“Quell’uomo l’aveva già condannata a morte da tempo”, secondo il padre Antonio Presta ex maresciallo dei carabinieri, la figlia Raffaella avvocatessa 40enne ammazzata il 25 novembre dal marito Francesco Rosi nella loro villa in via Bellocchio a Perugia è stata vittima di un omicidio premeditato. “Io ignoravo tutta la questione che stava vivendo e aveva vissuto mia figlia, – ha detto l’uomo fortemente provato, in una intervista rilasciata pochi giorni fa al Tg1 – tante cose sono venute a galla e ho scoperto che mia figlia…- si commuove il padre militare che non ha saputo, ne potuto, aiutare sua figlia -, pare che il signor Rossi – continua l’uomo – fosse dotato di una certa furbizia all’inizio l’ha cominciata a picchiare dove non si vedeva. Mia figlia non aveva mai sporto denuncia, all’inizio non aveva calcolato bene la ferocia che viveva accanto a lei, perché secondo me, a posteriori, la sentenza di morte era già stata emessa”.
Una sentenza, secondo l’accusa della procura, scritta in quel fucile da caccia che Francesco Rosi, 43 anni, teneva sotto il letto sempre carico e che ha impugnato per sparare due colpi alla moglie menre il figlio di sei anni era in bagno.

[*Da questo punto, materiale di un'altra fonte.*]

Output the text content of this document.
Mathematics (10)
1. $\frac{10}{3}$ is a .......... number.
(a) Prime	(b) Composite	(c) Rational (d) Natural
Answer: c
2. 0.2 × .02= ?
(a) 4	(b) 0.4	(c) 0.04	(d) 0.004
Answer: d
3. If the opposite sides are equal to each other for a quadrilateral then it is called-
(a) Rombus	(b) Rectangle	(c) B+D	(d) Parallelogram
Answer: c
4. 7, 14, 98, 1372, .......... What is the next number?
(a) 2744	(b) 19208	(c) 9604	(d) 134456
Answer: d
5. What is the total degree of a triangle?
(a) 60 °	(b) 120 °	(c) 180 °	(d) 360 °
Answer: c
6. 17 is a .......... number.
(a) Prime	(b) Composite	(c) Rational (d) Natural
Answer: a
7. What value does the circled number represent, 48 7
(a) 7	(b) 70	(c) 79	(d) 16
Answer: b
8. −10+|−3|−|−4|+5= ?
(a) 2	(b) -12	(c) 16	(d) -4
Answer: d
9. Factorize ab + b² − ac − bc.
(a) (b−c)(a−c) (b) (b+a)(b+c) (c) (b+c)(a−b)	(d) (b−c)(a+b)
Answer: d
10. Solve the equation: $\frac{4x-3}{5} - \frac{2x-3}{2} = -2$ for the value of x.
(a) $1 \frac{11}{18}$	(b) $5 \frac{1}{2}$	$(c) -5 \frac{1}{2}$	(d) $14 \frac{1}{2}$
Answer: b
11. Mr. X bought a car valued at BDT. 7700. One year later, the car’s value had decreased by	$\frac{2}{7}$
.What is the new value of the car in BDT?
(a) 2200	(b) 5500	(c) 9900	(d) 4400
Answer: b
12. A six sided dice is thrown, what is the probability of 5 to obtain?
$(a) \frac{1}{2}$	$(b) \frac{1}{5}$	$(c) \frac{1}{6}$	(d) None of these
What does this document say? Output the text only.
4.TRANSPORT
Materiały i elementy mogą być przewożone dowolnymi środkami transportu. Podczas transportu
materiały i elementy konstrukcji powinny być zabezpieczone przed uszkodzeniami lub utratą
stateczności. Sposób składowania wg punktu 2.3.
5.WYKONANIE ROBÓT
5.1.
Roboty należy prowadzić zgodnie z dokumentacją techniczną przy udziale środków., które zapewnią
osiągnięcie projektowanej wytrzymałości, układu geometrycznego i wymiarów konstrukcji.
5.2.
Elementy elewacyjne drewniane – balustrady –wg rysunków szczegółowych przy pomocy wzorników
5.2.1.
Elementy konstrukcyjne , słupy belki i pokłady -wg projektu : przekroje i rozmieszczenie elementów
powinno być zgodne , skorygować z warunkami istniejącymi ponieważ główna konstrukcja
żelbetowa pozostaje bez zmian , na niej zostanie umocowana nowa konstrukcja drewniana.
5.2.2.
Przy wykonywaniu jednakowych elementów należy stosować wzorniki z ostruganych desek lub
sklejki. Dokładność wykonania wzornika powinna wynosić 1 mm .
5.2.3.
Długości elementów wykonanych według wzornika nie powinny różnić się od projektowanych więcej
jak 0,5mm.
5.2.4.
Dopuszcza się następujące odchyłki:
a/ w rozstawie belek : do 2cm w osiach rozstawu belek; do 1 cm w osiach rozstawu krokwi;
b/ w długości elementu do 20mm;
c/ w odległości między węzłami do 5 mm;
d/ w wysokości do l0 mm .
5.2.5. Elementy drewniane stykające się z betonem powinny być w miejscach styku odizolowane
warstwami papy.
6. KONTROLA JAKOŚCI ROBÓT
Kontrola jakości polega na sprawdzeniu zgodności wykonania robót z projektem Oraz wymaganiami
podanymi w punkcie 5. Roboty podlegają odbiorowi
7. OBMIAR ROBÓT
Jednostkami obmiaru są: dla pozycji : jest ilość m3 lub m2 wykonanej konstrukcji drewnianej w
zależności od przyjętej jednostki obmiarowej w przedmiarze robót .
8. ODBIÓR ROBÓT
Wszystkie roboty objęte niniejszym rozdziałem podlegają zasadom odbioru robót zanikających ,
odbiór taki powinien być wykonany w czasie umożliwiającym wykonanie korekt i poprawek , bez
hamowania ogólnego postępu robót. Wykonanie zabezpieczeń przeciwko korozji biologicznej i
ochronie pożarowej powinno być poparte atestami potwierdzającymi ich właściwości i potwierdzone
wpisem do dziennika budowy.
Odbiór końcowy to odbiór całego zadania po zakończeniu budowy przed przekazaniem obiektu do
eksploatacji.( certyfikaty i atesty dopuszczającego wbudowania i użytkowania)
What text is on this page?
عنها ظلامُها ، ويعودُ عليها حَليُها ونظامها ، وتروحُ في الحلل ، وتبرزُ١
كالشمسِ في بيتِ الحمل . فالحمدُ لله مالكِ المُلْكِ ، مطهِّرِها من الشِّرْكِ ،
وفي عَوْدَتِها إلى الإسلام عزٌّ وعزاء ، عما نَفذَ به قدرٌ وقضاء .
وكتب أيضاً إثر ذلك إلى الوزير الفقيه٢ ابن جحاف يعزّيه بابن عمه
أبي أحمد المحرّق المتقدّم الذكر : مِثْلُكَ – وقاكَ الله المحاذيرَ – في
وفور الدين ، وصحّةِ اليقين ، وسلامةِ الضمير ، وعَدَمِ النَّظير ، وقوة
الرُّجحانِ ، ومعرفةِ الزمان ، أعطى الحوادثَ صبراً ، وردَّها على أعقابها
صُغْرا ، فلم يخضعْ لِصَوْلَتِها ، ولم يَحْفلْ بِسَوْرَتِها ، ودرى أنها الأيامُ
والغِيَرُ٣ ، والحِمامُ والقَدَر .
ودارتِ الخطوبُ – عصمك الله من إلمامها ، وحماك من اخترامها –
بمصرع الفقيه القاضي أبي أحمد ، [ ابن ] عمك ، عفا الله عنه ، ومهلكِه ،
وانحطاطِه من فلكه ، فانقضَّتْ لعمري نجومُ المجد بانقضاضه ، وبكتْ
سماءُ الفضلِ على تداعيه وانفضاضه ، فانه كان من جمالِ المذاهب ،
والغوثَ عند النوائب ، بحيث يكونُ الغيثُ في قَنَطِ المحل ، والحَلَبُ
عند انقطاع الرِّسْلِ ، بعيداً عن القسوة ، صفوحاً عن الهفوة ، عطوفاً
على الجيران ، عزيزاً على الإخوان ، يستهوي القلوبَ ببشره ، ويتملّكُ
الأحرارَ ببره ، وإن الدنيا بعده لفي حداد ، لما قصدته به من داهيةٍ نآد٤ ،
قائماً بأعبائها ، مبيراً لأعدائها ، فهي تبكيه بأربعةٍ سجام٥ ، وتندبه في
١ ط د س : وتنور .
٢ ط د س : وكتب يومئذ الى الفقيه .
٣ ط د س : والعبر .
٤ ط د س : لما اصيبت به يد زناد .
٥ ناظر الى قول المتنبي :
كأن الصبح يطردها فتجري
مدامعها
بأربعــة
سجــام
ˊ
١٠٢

Secondo il legale Marco Brusco, componente del collegio di legali che assistono la famiglia Presta, la battaglia giudiziaria sarà quella per dimostrare che si è trattato di un omicidio premeditato “ci batteremo – le parole del legale – perché venga dato l’ergastolo al signor Rosi, perché non riterremo nessun’altra pena congrua”.
E intanto sono iniziati puntuali questa mattina 29 febbraio alle 9.30, al Ris di Roma, gli accertamenti scientifici sui reperti prelevati nella casa del Bellocchio. Al vaglio degli esperti gli indumenti che Rosi indossava la sera dell’omicidio, le tracce ematiche e soprattutto il fucile da caccia impugnato per uccidere l’avvocatessa originaria della Puglia. Per i primi esiti degli esami ci vorrà almeno una ventina di giorni. Poi ci sarà da attendere la chiusura delle indagini preliminari e la richiesta di rinvio a giudizio.